Silent, apathetic, yet mischievous, 14-year-old Rokujou Miharu is the bearer of the hijutsu, "Shinrabanshou," a powerful technique many ninja clans desire to possess to become the ruler of Nabari. Fellow classmate Kouichi and his English teacher Kumohira are both secretly Banten clan ninjas, pledging themselves to protect Miharu from his many attackers. Keeping apathetic, Miharu attempts to reject their invitation to join their ninja "club." However, after numerous attacks, he finds no choice but to join their group as a means for his survival. Slowly, Miharu takes a step closer to becoming the ruler of Nabari.

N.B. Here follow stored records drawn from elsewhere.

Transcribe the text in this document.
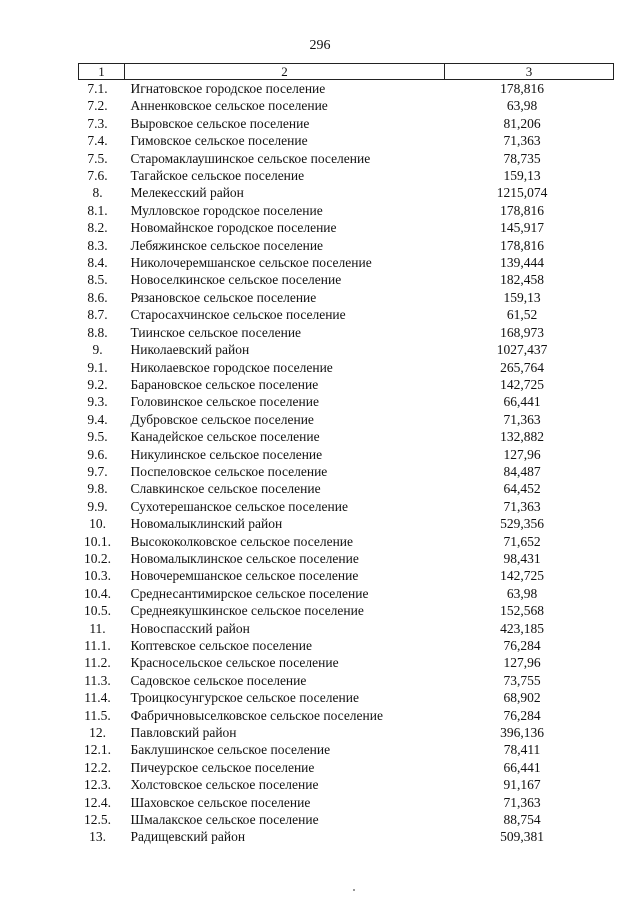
296
1	2	3
7.1.	Игнатовское городское поселение	178,816
7.2.	Анненковское сельское поселение	63,98
7.3.	Выровское сельское поселение	81,206
7.4.	Гимовское сельское поселение	71,363
7.5.	Старомаклаушинское сельское поселение	78,735
7.6.	Тагайское сельское поселение	159,13
8.	Мелекесский район	1215,074
8.1.	Мулловское городское поселение	178,816
8.2.	Новомайнское городское поселение	145,917
8.3.	Лебяжинское сельское поселение	178,816
8.4.	Николочеремшанское сельское поселение	139,444
8.5.	Новоселкинское сельское поселение	182,458
8.6.	Рязановское сельское поселение	159,13
8.7.	Старосахчинское сельское поселение	61,52
8.8.	Тиинское сельское поселение	168,973
9.	Николаевский район	1027,437
9.1.	Николаевское городское поселение	265,764
9.2.	Барановское сельское поселение	142,725
9.3.	Головинское сельское поселение	66,441
9.4.	Дубровское сельское поселение	71,363
9.5.	Канадейское сельское поселение	132,882
9.6.	Никулинское сельское поселение	127,96
9.7.	Поспеловское сельское поселение	84,487
9.8.	Славкинское сельское поселение	64,452
9.9.	Сухотерешанское сельское поселение	71,363
10.	Новомалыклинский район	529,356
10.1.	Высококолковское сельское поселение	71,652
10.2.	Новомалыклинское сельское поселение	98,431
10.3.	Новочеремшанское сельское поселение	142,725
10.4.	Среднесантимирское сельское поселение	63,98
10.5.	Среднеякушкинское сельское поселение	152,568
11.	Новоспасский район	423,185
11.1.	Коптевское сельское поселение	76,284
11.2.	Красносельское сельское поселение	127,96
11.3.	Садовское сельское поселение	73,755
11.4.	Троицкосунгурское сельское поселение	68,902
11.5.	Фабричновыселковское сельское поселение	76,284
12.	Павловский район	396,136
12.1.	Баклушинское сельское поселение	78,411
12.2.	Пичеурское сельское поселение	66,441
12.3.	Холстовское сельское поселение	91,167
12.4.	Шаховское сельское поселение	71,363
12.5.	Шмалакское сельское поселение	88,754
13.	Радищевский район	509,381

Nabari no Ou decided to take the ninja theme and put a little twist on it - the ninjas exist in modern times. I'm not saying this hasn't been done before, but it's definitely a change of pace from most ninja anime where ninjas are completely different from our contemporary culture. Nabari no Ou is about a boy named Miharu who has a powerful forbidden art called the Shinrabanshou inside him, a skill that can give infinite knowledge to the user, thus giving them the ability to grant wishes. Once his schoolteacher recognizes him, things pick up from there and he is
dragged into the underground ninja world so they can seal the Shinrabanshou in his body (you didn't think using it wouldn't have a consequence, right?).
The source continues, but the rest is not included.